19. pharmaceutical composition according to claim 13, described pharmaceutical composition is suitable for being injected intravenously.
It is used to increasing the kits of stem cell and/or progenitor cells 20. a kind of, including in any one according to claim 1 to 12 The compound or its salt and operation instructions limited.
21. a kind of kit for amplifying candidate stem cell, including according to defined in any one of claim 1 to 12 Compound or its salt and operation instructions, alternatively, the kit include at least one cell proliferation factor.
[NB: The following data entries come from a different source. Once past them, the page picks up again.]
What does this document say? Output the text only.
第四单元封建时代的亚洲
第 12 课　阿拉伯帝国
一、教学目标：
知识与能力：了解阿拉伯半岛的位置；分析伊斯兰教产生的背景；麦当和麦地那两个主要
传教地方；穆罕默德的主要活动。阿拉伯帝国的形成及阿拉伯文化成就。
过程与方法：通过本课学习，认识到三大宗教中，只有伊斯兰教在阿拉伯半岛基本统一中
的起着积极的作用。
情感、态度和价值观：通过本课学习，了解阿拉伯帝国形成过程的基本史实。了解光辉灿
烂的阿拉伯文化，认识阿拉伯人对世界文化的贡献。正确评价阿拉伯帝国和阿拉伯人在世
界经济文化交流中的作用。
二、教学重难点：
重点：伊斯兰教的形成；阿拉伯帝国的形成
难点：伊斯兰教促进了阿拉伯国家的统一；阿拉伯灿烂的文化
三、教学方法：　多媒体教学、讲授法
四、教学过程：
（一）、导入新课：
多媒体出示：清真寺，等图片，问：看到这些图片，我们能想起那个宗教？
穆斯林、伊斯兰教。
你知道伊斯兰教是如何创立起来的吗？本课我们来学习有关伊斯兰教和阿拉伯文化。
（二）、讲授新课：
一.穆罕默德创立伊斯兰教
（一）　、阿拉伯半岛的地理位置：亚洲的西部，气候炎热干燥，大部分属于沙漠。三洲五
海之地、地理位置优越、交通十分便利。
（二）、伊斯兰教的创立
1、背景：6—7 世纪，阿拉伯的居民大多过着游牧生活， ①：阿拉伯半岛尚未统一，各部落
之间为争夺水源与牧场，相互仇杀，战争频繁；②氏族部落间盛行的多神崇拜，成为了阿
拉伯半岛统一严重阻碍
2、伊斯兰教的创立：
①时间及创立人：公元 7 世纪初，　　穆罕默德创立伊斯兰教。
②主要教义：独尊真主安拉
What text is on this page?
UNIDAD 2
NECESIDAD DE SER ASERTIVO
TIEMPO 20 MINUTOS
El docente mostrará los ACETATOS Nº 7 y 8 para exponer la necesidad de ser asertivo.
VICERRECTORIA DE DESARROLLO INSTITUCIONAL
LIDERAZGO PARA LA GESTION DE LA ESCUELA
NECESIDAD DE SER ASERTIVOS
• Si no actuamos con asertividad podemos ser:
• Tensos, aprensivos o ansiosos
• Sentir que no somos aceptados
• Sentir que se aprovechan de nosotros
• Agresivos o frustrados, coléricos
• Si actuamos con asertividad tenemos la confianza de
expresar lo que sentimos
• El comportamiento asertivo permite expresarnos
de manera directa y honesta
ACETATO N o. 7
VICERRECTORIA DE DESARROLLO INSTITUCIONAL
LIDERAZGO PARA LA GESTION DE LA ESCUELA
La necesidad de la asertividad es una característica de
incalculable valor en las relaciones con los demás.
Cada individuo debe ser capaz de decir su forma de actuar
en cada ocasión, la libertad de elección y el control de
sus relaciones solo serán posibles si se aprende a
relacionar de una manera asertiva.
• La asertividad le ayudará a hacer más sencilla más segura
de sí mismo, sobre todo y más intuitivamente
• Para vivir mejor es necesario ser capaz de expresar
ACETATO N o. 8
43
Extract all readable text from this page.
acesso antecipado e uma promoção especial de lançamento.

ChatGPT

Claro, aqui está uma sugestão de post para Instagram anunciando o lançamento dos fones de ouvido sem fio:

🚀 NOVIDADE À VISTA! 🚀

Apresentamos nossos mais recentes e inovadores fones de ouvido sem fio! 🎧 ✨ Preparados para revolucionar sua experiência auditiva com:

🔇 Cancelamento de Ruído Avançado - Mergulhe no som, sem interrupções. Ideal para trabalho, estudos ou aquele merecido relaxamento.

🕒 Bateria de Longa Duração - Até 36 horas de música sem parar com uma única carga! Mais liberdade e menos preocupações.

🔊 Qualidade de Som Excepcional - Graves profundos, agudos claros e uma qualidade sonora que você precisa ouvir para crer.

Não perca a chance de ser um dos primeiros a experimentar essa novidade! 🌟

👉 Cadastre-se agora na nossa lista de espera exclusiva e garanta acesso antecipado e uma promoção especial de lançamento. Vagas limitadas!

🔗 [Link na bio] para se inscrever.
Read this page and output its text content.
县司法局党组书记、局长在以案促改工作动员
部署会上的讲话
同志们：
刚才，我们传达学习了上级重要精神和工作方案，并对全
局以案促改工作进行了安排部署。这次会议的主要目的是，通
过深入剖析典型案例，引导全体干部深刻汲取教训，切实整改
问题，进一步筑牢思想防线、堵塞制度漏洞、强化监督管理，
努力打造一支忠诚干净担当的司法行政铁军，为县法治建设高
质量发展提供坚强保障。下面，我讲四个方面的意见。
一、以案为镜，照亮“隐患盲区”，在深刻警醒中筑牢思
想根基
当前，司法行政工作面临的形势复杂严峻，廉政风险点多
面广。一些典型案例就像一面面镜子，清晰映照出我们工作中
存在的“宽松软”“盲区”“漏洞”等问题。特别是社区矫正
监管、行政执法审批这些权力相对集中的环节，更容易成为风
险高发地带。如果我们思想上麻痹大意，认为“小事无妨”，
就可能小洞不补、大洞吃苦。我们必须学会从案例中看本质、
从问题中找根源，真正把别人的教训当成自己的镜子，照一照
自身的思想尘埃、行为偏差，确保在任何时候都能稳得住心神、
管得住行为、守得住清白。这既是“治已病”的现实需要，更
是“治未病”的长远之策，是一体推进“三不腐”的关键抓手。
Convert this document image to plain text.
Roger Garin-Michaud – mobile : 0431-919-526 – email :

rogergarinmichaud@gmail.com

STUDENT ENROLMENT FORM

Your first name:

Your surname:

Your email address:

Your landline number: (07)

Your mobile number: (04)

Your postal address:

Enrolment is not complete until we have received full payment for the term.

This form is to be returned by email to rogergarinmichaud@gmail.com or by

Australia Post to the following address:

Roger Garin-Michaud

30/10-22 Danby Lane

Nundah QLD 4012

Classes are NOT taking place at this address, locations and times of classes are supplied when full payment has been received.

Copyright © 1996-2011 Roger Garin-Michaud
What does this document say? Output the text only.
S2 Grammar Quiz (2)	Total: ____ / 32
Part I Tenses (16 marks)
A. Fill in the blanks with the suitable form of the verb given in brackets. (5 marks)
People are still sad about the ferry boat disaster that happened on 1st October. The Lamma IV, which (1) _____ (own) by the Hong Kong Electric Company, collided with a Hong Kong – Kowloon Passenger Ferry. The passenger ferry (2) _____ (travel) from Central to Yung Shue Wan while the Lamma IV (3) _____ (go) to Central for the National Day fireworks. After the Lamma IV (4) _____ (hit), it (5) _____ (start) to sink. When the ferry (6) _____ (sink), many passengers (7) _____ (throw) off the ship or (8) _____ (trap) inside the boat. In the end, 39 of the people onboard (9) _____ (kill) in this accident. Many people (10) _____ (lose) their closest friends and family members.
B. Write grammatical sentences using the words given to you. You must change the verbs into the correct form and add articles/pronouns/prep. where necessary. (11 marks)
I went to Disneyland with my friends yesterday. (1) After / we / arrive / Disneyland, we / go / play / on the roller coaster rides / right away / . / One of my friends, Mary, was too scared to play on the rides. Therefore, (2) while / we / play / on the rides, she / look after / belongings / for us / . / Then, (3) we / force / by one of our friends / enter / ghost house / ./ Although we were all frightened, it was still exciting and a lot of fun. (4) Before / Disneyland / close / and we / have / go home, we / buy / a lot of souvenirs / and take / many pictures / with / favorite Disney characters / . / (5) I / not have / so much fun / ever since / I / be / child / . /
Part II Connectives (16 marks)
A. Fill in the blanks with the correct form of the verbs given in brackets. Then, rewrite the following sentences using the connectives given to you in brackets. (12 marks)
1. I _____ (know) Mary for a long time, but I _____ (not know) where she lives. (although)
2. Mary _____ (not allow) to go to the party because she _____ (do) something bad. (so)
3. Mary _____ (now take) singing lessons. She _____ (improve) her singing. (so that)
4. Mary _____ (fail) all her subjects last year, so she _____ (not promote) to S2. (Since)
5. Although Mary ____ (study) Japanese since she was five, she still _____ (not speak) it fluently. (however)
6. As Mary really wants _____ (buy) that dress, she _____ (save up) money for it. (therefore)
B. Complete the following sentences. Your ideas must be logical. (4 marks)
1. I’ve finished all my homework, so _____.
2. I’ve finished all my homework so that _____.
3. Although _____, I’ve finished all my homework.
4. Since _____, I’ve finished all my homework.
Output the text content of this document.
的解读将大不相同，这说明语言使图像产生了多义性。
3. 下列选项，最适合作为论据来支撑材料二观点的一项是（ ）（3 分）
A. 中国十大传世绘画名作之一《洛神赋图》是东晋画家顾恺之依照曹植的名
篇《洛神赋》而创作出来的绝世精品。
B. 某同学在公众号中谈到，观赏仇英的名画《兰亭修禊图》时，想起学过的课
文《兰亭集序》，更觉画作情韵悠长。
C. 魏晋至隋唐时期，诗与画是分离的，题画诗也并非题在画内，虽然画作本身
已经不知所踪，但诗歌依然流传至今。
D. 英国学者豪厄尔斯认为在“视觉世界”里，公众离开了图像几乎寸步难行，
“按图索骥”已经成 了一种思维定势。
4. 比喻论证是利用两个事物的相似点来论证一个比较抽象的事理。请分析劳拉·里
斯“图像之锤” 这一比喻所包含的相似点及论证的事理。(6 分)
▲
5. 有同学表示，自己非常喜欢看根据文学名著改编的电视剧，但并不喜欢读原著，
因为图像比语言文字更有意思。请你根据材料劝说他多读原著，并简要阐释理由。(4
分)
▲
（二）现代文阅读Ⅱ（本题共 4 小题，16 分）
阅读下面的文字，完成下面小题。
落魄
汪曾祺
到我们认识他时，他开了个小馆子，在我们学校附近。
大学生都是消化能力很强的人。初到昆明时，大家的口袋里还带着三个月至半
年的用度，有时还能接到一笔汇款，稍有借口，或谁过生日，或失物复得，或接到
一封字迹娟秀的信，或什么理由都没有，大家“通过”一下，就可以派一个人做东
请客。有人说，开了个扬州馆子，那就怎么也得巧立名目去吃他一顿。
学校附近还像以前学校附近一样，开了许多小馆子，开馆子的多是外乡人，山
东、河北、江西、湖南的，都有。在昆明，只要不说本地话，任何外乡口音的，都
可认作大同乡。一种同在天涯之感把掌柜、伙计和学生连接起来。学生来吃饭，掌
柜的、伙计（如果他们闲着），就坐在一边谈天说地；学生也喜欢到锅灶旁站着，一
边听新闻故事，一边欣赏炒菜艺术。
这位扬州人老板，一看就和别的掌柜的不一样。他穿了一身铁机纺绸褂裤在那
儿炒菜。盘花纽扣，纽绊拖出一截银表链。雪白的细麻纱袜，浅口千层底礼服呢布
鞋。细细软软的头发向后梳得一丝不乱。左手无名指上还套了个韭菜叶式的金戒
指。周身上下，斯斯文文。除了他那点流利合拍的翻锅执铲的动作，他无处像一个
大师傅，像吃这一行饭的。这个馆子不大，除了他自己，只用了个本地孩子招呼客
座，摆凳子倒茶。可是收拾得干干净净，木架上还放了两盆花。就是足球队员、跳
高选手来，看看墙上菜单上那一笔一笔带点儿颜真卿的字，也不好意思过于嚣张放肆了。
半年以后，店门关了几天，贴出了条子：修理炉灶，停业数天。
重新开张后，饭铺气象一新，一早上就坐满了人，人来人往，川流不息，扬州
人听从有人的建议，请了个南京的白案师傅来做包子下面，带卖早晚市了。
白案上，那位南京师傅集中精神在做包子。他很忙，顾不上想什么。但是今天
22. compound according to claim 12, wherein, the salt of the compound is Hydrobromate.
23. the application according to claim 14 or 18, wherein, the initial cell population is by one or two Cord blood list The CD34+ cells composition of member purifying.
24. application according to claim 23, wherein, in the presence of the compound, the initial cell population is trained Support 2 days to 21 days.
25. the application according to claim 14 or 18, it is dense between 1nM and 3000nM to give the initial cell population The compound of degree.
26. the application according to claim 16 or 18, wherein, the cell proliferation factor is interleukin 3 (IL- 3), Granulocyte Colony-stimulating (GM-CSF), thrombopoietin (TPO), FLT3L (FLT3-L), stem cell factor (SCF), interleukin-6 (IL-6) or combinations thereof.
27. application according to claim 26, wherein, the cell proliferation factor be SCF, FLT3-L, TPO, IL-6 or Combinations thereof.
28. application according to claim 18, wherein, at least one cell proliferation factor is StemRegenin 1 (SR1)。